Next how we might accomplish the task:

>>> for pet_type, pets in pet_data["pets"].items():
...     if pet_type == "dogs": 
...         for pet in pets: 
...             pet["sound"] = "woof!" 
...     if pet_type == "cats": 
...         for pet in pets: 
...             pet["sound"] = "meow"

>>> pet_data["pets"]
{'dogs': [{'name': 'Koda', 'sex': 'female', 'sound': 'woof!'}, {'name': 'Wilbur', 'sex': 'male', 'sound': 'woof!'}], 'cats': [{'name': 'Tipsy', 'sex': 'female', 'sound': 'meow'}, {'name': 'Balto', 'sex': 'male', 'sound': 'meow'}]}

As you can see, nested loops are really small components of logic stacked together. This means we could probably break out the logic into small functions in order to keep our code DRY (don't repeat yourself) and more importantly allow for testing (it's easy to test a small function, but difficult to test a large, complex loop).

Loop Performance

A lot of the times you want to get the results of a loop back into a list.
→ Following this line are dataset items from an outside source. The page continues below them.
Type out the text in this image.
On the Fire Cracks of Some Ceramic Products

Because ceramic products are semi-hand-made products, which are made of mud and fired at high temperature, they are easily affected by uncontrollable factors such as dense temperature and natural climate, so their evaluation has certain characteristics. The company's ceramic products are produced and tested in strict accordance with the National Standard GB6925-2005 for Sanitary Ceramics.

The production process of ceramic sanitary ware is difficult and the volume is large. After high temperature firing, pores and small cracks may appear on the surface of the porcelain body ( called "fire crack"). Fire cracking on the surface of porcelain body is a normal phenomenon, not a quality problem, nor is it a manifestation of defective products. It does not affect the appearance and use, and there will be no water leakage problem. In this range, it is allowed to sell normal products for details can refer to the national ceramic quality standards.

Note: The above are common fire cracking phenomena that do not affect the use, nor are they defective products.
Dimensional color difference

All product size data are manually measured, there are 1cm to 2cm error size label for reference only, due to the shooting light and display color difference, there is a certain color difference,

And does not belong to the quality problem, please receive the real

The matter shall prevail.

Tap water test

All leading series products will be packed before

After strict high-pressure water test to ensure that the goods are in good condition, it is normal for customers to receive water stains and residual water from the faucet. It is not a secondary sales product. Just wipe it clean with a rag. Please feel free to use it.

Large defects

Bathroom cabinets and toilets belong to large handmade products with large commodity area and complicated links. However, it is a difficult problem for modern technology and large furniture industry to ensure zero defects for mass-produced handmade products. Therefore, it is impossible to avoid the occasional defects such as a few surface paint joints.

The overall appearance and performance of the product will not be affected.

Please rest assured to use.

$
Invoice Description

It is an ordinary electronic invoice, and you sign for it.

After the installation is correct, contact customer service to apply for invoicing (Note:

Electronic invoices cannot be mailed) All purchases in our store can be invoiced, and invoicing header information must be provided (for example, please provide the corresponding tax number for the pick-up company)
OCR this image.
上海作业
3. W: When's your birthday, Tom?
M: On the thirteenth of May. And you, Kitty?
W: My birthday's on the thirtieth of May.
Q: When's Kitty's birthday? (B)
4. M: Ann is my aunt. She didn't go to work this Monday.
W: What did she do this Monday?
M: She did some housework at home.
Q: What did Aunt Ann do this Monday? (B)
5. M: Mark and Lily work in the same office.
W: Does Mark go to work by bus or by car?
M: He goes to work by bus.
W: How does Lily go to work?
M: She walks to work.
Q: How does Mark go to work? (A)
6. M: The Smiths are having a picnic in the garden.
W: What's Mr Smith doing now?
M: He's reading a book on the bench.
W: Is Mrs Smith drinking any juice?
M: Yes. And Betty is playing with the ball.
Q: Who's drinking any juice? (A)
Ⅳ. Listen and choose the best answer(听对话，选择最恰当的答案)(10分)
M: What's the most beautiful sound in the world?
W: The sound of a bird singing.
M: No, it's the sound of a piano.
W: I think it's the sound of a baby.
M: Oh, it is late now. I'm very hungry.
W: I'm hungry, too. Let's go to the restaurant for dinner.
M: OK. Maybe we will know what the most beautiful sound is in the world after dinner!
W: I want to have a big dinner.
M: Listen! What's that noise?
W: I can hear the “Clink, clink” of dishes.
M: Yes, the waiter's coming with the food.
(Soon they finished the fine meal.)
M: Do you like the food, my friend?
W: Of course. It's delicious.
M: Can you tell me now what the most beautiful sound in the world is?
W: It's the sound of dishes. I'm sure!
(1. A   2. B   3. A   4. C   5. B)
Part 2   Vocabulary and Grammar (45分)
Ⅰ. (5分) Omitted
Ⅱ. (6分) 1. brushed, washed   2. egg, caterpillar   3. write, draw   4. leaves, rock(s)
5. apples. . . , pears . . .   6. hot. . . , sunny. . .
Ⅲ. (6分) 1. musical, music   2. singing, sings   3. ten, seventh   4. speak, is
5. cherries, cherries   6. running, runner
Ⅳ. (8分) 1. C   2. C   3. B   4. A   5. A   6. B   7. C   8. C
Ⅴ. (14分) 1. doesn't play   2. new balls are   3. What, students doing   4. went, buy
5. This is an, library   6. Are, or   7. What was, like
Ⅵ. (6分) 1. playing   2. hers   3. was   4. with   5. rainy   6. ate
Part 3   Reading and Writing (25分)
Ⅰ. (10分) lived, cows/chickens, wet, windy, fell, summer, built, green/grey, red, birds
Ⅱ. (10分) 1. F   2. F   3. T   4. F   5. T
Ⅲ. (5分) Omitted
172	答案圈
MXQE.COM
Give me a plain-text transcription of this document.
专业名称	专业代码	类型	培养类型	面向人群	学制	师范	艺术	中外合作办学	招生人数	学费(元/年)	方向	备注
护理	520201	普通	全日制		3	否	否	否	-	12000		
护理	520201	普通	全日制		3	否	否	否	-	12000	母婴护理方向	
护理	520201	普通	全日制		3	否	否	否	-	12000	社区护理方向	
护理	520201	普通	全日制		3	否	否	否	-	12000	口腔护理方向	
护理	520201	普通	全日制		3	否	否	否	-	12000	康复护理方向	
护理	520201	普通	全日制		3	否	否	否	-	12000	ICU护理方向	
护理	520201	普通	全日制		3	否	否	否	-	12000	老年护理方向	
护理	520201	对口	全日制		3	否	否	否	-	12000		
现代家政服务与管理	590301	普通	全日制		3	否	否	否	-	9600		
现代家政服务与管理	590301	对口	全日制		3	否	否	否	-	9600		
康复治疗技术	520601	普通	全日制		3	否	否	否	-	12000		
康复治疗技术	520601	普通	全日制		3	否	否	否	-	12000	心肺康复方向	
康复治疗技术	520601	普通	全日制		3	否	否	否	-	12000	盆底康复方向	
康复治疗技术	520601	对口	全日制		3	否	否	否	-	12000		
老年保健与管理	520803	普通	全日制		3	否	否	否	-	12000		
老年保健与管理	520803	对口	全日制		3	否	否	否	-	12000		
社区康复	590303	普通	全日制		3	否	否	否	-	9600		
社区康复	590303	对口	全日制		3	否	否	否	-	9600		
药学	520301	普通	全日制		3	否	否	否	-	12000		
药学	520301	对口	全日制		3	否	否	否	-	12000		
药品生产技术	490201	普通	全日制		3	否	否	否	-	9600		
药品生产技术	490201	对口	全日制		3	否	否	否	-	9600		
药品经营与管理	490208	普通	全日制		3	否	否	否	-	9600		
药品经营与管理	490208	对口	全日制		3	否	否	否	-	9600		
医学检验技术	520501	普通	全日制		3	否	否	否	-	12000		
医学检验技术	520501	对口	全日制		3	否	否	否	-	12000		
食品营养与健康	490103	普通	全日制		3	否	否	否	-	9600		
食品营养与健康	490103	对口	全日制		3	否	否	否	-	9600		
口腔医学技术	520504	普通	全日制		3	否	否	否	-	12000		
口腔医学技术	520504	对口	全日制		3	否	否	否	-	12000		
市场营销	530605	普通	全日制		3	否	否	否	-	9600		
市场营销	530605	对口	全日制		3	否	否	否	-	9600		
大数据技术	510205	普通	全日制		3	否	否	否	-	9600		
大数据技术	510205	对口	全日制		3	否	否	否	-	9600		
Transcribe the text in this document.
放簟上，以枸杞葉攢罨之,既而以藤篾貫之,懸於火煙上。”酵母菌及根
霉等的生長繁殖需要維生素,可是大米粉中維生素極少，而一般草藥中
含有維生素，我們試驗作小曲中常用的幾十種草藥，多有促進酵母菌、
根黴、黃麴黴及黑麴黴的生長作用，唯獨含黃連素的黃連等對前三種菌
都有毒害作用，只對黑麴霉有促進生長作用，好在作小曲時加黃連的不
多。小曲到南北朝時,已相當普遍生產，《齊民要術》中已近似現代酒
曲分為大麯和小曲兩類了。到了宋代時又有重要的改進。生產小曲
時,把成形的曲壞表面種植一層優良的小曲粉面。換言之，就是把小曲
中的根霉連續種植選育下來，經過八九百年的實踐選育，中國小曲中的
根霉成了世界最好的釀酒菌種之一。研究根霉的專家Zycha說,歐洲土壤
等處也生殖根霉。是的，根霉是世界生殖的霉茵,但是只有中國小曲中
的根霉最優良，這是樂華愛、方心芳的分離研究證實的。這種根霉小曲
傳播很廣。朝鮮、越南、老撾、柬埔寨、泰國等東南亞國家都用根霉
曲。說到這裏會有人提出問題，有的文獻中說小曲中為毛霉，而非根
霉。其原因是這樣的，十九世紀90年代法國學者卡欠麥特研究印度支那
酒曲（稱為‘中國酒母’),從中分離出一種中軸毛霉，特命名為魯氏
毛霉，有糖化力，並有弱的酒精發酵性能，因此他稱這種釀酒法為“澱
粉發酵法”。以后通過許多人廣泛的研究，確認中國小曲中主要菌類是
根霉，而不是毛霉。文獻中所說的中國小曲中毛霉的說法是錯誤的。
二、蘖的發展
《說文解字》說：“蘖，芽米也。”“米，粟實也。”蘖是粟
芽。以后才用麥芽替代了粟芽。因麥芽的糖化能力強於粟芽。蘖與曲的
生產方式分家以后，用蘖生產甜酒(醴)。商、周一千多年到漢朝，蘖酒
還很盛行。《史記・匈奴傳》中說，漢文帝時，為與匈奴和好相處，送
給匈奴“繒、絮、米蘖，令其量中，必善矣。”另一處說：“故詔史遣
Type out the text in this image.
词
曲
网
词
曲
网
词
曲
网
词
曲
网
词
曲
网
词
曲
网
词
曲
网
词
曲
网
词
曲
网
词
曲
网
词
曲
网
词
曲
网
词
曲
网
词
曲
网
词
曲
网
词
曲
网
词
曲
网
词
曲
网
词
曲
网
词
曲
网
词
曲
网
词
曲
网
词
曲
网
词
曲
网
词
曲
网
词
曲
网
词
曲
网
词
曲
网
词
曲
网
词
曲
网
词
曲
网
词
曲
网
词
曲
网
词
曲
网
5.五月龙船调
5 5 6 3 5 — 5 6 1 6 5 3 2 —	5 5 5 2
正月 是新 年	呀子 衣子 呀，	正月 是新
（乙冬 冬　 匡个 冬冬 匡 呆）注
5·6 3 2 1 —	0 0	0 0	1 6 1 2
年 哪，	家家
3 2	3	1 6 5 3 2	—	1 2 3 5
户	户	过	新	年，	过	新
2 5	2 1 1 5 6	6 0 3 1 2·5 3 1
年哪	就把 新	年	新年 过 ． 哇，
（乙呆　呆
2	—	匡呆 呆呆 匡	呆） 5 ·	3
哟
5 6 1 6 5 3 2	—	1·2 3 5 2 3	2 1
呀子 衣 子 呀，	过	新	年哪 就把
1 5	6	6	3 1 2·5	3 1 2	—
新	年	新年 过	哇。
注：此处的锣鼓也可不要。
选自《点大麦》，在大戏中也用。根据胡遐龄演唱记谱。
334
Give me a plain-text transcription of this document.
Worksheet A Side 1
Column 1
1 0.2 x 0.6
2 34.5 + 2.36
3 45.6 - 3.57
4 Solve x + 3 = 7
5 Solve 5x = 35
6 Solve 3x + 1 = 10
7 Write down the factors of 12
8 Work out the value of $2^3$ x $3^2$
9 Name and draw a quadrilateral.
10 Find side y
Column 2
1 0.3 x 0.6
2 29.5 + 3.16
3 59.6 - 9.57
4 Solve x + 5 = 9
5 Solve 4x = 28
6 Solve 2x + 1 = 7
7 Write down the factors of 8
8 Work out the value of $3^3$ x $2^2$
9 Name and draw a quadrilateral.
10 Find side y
You could could accomplish this by creating an empty list and adding the results to that list.

>>> results = []
>>> for number in range(1, 11): 
...     results.append(number ** 2)

>>> results
[1, 4, 9, 16, 25, 36, 49, 64, 81, 100]

What's wrong with this approach? It looks straight-forward and is easy to understand, which is good, but it's a little inefficient. For small lists, this is totally fine. When working with really large lists, this starts to become a problem because of how python represents lists "under the hood". Specifically, each iteration in the loop causes python to have to grow the list as it goes. A more efficient approach would be to create an empty list of the size of the results first and then add each item (this is known as preallocation).

>>> better_results = [None] * 10
>>> better_results
[None, None, None, None, None, None, None, None, None, None]
>>> for number in range(10): 
...     better_results[number] = (number + 1) ** 2
>>> better_results
[1, 4, 9, 16, 25, 36, 49, 64, 81, 100]

We can prove this using the timeit module, which is really easy to do in ipython or jupyter using the %%timeit magic.

In [5]: %%timeit 
   ...: results = [] 
   ...: for number in range(10_000_000): 
   ...:     results.append(number ** 0.5) 
   ...:
1.43 s ± 38.1 ms per loop (mean ± std. dev. of 7 runs, 1 loop each)

In [6]: %%timeit 
   ...: results = [None] * 10_000_000 
   ...: for number in range(10_000_000): 
   ...:     results[number] = number ** 0.5 
   ...:
1.14 s ± 36.3 ms per loop (mean ± std. dev. of 7 runs, 1 loop each)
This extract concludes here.